ANION Environmental Ltd, 26 Lykoudi Str., Athens, Ano Patissia, 11141, Greece.
Math Med Biol. 2024 Sep 16;41(3):192-224. doi: 10.1093/imammb/dqae008.
Epidemic models of susceptibles, exposed, infected, recovered and deceased (SΕIRD) presume homogeneity, constant rates and fixed, bilinear structure. They produce short-range, single-peak responses, hardly attained under restrictive measures. Tuned via uncertain I,R,D data, they cannot faithfully represent long-range evolution. A robust epidemic model is presented that relates infected with the entry rate to health care units (HCUs) via population averages. Model uncertainty is circumvented by not presuming any specific model structure, or constant rates. The model is tuned via data of low uncertainty, by direct monitoring: (a) of entries to HCUs (accurately known, in contrast to delayed and non-reliable I,R,D data) and (b) of scaled model parameters, representing population averages. The model encompasses random propagation of infections, delayed, randomly distributed entries to HCUs and varying exodus of non-hospitalized, as disease severity subdues. It closely follows multi-pattern growth of epidemics with possible recurrency, viral strains and mutations, varying environmental conditions, immunity levels, control measures and efficacy thereof, including vaccination. The results enable real-time identification of infected and infection rate. They allow design of resilient, cost-effective policy in real time, targeting directly the key variable to be controlled (entries to HCUs) below current HCU capacity. As demonstrated in ex post case studies, the policy can lead to lower overall cost of epidemics, by balancing the trade-off between the social cost of infected and the economic contraction associated with social distancing and mobility restriction measures.

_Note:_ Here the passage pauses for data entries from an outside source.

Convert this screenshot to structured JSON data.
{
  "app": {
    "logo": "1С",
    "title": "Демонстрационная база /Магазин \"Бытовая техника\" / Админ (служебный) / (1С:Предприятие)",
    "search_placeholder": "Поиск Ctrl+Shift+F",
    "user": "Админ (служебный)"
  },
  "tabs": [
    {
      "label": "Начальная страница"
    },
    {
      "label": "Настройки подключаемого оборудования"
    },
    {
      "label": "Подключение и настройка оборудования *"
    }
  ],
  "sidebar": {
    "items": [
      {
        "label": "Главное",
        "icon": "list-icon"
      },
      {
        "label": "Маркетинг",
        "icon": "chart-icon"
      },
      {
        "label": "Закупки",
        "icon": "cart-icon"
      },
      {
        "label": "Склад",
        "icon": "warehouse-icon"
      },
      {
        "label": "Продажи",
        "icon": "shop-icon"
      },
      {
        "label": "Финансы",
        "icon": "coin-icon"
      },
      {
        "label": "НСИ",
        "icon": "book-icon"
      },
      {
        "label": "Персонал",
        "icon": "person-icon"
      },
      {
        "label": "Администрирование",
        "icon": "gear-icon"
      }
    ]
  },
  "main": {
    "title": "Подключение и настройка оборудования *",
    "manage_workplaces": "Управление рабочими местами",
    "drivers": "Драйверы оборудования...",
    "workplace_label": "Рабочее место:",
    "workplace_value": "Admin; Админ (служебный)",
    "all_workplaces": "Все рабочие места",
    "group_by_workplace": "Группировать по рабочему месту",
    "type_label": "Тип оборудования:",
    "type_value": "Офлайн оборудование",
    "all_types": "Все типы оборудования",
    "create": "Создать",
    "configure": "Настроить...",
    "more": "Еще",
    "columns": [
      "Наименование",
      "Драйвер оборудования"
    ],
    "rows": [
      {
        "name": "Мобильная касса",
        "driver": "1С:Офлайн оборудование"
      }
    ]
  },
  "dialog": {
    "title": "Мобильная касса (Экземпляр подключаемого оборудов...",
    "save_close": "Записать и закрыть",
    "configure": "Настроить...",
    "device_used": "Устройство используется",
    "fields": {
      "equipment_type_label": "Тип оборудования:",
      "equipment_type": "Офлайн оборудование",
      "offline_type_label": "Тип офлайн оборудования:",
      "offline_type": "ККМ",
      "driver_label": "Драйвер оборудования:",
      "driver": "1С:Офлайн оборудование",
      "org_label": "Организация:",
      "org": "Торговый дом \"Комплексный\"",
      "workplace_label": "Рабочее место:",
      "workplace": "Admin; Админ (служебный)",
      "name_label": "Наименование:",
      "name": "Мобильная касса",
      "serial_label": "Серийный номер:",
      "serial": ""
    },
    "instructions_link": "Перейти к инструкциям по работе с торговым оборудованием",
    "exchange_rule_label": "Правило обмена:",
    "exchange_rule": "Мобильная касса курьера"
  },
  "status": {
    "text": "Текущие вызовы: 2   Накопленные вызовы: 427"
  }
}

易感者、暴露者、感染者、康复者和死亡者(SEIRD)的传染病模型假设同质性、恒定速率和固定的双线性结构。它们产生短程、单峰反应,在限制措施下很难实现。通过不确定的 I、R、D 数据进行调整,它们无法忠实地代表远程进化。提出了一种稳健的传染病模型,通过人群平均值将感染者与进入医疗机构(HCUs)的比率联系起来。通过不假设任何特定的模型结构或恒定速率来避免模型不确定性。通过直接监测来调整模型,使用低不确定性的数据:(a) 进入 HCUs 的人数(准确可知,与延迟和不可靠的 I、R、D 数据形成对比)和 (b) 代表人群平均值的缩放模型参数。该模型包含随机传播的感染、延迟的、随机分布的进入 HCUs 的人数以及非住院患者的不同流出,因为疾病严重程度减弱。它紧密跟随具有可能复发、病毒株和突变、不断变化的环境条件、免疫水平、控制措施及其效果(包括疫苗接种)的多种模式的传染病增长。结果可以实时识别感染者和感染率。它们允许实时设计具有弹性的、具有成本效益的政策,直接针对要控制的关键变量(进入 HCUs),低于当前 HCU 容量。如事后案例研究所示,该政策可以通过平衡感染的社会成本和与社会隔离和流动性限制措施相关的经济收缩之间的权衡,降低传染病的总体成本。